At Moody
Aldrich Partners (MAP), our primary guiding principle is the concept of value - buying companies when their shares are misunderstood or inappropriately appraised by the marketplace. History and academic studies support our belief that value investing offers the most advantageous balance between risk and reward. Using conventional definitions, a MAP study beginning in 1970 found that an index of value stocks grew by a compound annual rate of return of 13.2% through the end of 2006 compared to just 9.3% for an index of growth stocks. These superior returns were achieved at lower risk levels.

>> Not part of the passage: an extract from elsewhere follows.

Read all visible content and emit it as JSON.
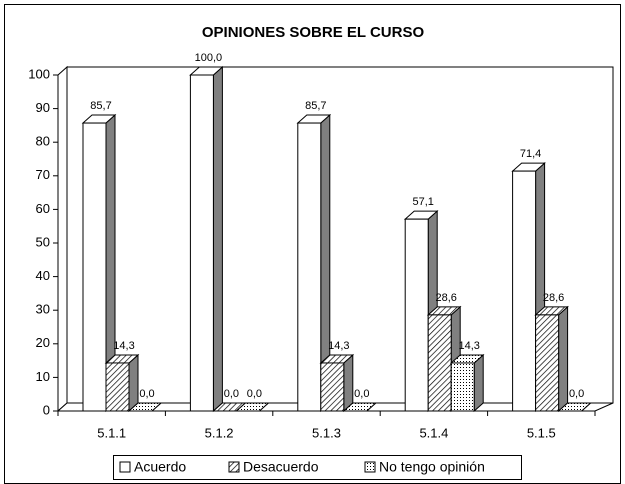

At MAP, we go beyond conventional measures of value that point to statistical cheapness and identify misunderstood companies where disconnects exist between price and value. Our responsibility is to position client portfolios to benefit when the market naturally corrects these inefficiencies. Experience has shown that some of the most misunderstood and undervalued ideas can be found among small and mid sized companies and certain special situations experiencing positive change. We also find opportunity among neglected, out-of-favor stocks whose prices exhibit low expectations. When those expectations prove to be overly pessimistic these companies provide good downside protection and high return potential. Conversely, prices for broadly popular stocks often are supported by high expectations creating vulnerability when those expectations prove too ambitious.
We focus our company specific research on opportunities that are mis-priced then we consider investment timeliness. Inherent in value investing is an element of time risk. We have found that applying earnings estimate momentum to the selection and sale of value stocks can reduce time risk, help avoid value traps, and enhance returns.